Superintendent Jordana Harper said the Greenfield School Department continues to provide special education services to students who need them, but online or over the phone. The schools have a Remote Learning Plan that guides teachers and staff on what to do with students with special needs, and Harper said staff members have worked diligently to transition to providing IEP services via “an unprecedented remote delivery model.”

The Greenfield School Department’s special education director met with senior associate commissioner and special education director for the Department of Elementary and Secondary Education Russell Johnson to clarify the revised responsibility of school districts in providing special education services remotely during the pandemic.

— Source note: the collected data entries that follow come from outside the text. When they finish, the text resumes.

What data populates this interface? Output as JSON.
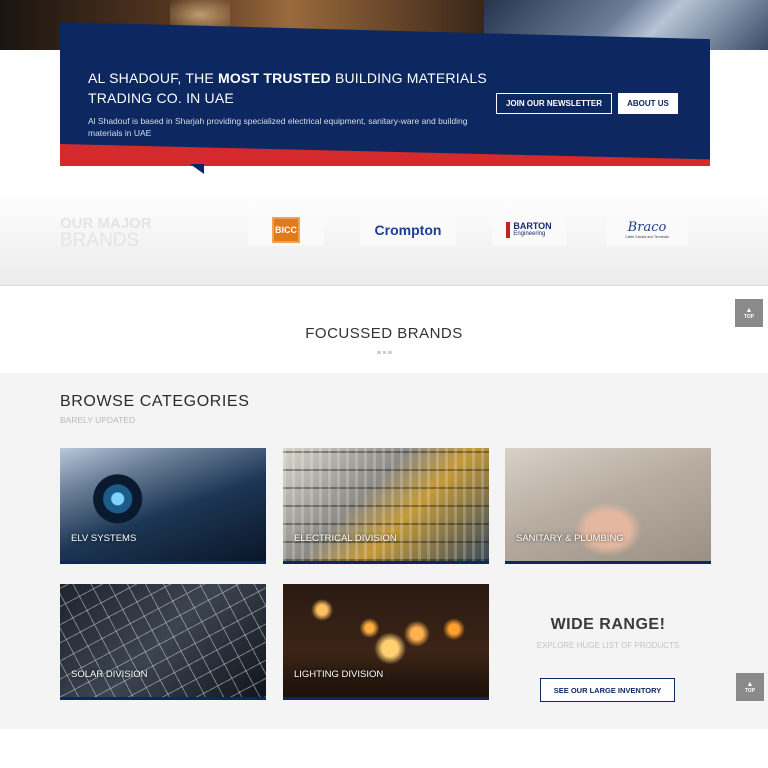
{
  "banner": {
    "heading_prefix": "AL SHADOUF, THE ",
    "heading_bold": "MOST TRUSTED",
    "heading_suffix": " BUILDING MATERIALS TRADING CO. IN UAE",
    "description": "Al Shadouf is based in Sharjah providing specialized electrical equipment, sanitary-ware and building materials in UAE",
    "newsletter_button": "JOIN OUR NEWSLETTER",
    "about_button": "ABOUT US"
  },
  "brands": {
    "title_line1": "OUR MAJOR",
    "title_line2": "BRANDS",
    "logos": {
      "bicc": "BICC",
      "crompton": "Crompton",
      "barton": "BARTON",
      "barton_sub": "Engineering",
      "braco": "Braco",
      "braco_sub": "Cable Glands and Terminals"
    }
  },
  "focussed_brands": {
    "title": "FOCUSSED BRANDS"
  },
  "categories": {
    "title": "BROWSE CATEGORIES",
    "subtitle": "BARELY UPDATED",
    "items": [
      {
        "label": "ELV SYSTEMS"
      },
      {
        "label": "ELECTRICAL DIVISION"
      },
      {
        "label": "SANITARY & PLUMBING"
      },
      {
        "label": "SOLAR DIVISION"
      },
      {
        "label": "LIGHTING DIVISION"
      }
    ],
    "range": {
      "title": "WIDE RANGE!",
      "subtitle": "EXPLORE HUGE LIST OF PRODUCTS",
      "button": "SEE OUR LARGE INVENTORY"
    }
  },
  "scroll_top": {
    "label": "TOP",
    "icon": "chevron-up-icon"
  },
  "colors": {
    "navy": "#0d2860",
    "red": "#d42a2e"
  }
}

Greenfield schools are providing accommodations and making modifications online to teach special education students, which include extensions of time for assignments, videos with accurate captioning or embedded sign language interpreting, accessible reading materials and many speech or language services through video conferencing. For instance, if a teacher who has a blind student is working from home, the teacher could read the lesson aloud over the phone or provide the student with an audio recording of a reading of the lesson.

Harper said special education teachers and related service providers are providing all services on students’ IEPs to the greatest extent possible, given the constraints related to the health emergency. Those teachers and service providers talk with parents about how services can best be provided and arrangements are made to meet those needs. If at any time, a parent wants services that he or she had originally declined, but the student is entitled to, those services begin immediately.

Mohawk Trail and Hawlemont school districts

The interim superintendent of Mohawk Trail and Hawlemont regional school districts said remote learning has presented a unique set of challenges for students and their families.

“There are so many unique and singular experiences that people are dealing with. … There are so many stand-alones for families that they have to overcome,” said Interim Superintendent Pat Bell. “I can’t say that there’s a quick solution to anything because there’s just so many circumstances.” She said feedback from surveys to families and staff highlights a “multitude of barriers to trying to deliver a successful educational experience of any description to our students.”

Bell said the district is updating its remote learning plan for both districts with directives from the Department of Elementary and Secondary Education as well as feedback from the surveys.